The steady supply of solar heat over the years may be considered a kind of insurance against the rising cost of heating fuel over time as well.
6. There are other alternative sources of hydronic heat. The New Standard solar/hydronic piping configuration allows multiple heat sources and multiple heat loads to be centrally connected and intelligently controlled. So, the system can accommodate other numerous heat sources, beyond the example seen in Figure 77-2, where there are three common heat sources: boiler, solar heat collectors and heat storage tank.
In some past installations, we included other unconventional heat sources such as a wood-fired hot water coil, ground-source heat pump, waste-heat recovery from an engine generator and heat recovered from a refrigeration air-conditioning system. Sometimes the New Standard hydronic configuration is chosen because it can seamlessly mix and match a wide variety of renewable heat sources.
7. The building includes a large heated water feature. It is not unusual for a facility with a large water heating load to look to solar heating as a way to manage the heating fuel consumption. A commercial water heater at a hotel or a car wash, for example, is always worth considering.
Also, a heated swimming pool or large hot tub is easily included in the heating loads connected to a New Standard heating system. A large pool may benefit from solar heat even at times when nothing else in a standard system needs any heat, thus extending the usefulness of the existing solar collectors.
Any large water heating load that is persistent throughout much of the year is a candidate for regular and substantial fuel savings from a properly designed solar heating system.
8. Green motives such as carbon offset, near-zero-energy. Some building projects are guided by green or sustainable objectives, such as a high LEED rating or a small carbon footprint, as seen in net-zero or near-zero building energy designs. Since solar heat is capable of offsetting large amounts of combustion fuel, it is capable of preventing large amounts of combustion products from being generated, specifically large volumes of CO2.
This can be a strong motivating factor for a green end-user to choose hydronic solar heating.
9. Self-reliance or emergency preparedness. Some of our most interesting solar combisystems are installed off-grid or are designed to operate normally off-grid during outages and emergencies. Solar heat and other alternative heat sources can go hand-in-hand with off-grid PV electric power, generator backup, wood boilers and other technologies commonly used in self-sufficient installations.
The New Standard hydronic heating configuration can be applied to off-grid self-reliant installations and is sometimes used for that purpose.
10. Tax rebates or other financial incentives apply. Sometimes the final decision to install solar heat is inspired by rebates and incentives. State and federal incentives are summarized most conveniently on the DSIRE website at www.dsireusa.org. In many instances, the same financial incentives often associated with PV systems are available for solar heating equipment, as well.

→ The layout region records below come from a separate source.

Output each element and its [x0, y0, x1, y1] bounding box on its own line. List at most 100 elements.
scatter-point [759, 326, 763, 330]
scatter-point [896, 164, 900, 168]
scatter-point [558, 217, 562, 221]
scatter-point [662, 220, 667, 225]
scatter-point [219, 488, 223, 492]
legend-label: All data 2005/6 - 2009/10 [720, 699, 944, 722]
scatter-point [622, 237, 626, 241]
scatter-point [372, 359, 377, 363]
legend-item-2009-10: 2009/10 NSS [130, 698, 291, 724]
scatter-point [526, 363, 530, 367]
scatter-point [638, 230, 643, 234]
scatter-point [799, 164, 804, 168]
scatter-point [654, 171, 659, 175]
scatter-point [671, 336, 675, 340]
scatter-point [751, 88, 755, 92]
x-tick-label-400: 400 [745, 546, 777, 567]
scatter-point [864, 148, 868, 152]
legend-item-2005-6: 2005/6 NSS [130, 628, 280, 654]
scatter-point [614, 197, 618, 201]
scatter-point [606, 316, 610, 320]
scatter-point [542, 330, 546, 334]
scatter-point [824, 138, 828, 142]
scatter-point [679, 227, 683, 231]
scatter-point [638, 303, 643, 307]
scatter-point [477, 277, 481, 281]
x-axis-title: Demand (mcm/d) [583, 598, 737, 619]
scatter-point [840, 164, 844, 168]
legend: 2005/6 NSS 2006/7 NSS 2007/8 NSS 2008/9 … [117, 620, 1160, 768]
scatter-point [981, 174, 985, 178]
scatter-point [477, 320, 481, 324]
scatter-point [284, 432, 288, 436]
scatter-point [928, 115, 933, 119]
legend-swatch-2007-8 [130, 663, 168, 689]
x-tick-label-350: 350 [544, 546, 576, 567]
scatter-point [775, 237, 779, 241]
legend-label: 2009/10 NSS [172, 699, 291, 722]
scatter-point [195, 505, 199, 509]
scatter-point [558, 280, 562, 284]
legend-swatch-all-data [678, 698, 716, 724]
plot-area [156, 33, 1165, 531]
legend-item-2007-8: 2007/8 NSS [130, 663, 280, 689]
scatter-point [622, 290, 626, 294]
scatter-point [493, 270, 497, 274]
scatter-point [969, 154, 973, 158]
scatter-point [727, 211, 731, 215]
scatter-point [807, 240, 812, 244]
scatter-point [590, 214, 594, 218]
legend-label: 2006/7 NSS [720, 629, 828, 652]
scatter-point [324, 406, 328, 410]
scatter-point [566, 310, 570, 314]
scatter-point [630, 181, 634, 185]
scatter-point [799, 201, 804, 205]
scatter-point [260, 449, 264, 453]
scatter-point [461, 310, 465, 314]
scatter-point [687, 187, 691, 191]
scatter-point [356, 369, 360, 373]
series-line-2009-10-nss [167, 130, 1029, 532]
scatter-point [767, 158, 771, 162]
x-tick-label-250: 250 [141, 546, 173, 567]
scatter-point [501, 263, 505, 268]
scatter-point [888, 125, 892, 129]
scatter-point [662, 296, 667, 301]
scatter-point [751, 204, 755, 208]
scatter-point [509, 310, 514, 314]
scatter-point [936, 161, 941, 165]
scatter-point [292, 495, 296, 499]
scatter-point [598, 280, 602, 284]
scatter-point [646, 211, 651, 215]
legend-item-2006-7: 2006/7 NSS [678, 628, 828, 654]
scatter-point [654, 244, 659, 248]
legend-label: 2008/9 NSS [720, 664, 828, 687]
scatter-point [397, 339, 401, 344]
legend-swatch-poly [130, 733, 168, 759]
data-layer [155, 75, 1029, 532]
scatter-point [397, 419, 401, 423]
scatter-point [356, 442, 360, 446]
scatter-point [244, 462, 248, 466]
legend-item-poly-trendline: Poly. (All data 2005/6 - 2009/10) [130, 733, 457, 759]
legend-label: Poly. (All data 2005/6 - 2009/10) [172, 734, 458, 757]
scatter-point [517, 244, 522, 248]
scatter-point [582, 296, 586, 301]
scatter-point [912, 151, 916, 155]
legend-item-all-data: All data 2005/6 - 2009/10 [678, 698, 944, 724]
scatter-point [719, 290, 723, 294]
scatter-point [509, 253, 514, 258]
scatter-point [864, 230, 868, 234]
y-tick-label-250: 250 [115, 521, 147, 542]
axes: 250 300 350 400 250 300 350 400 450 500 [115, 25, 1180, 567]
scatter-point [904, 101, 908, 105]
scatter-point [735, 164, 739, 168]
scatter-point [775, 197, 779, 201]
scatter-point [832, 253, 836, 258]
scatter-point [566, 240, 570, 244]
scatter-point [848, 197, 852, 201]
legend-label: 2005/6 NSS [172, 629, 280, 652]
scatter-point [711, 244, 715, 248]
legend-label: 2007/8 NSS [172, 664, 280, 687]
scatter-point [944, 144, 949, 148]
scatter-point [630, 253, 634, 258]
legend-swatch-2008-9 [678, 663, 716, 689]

These 10 reasons apply equally well to new buildings, retrofits and remodels. Not all of them need to apply for a favorable decision to go solar thermal; just one compelling reason can sometimes be enough. As a general rule, if three or more of these reasons apply, then a solar heating system probably makes sense.
Note: These columns are targeted toward residential and small commercial buildings smaller than 10,000 square feet. The focus is on pressurized glycol/hydronic systems since these systems can be applied in a wide variety of building geometries and orientations with few limitations. Brand names, organizations, suppliers and manufacturers are mentioned only to provide examples for illustration and discussion and do not constitute any recommendation or endorsement.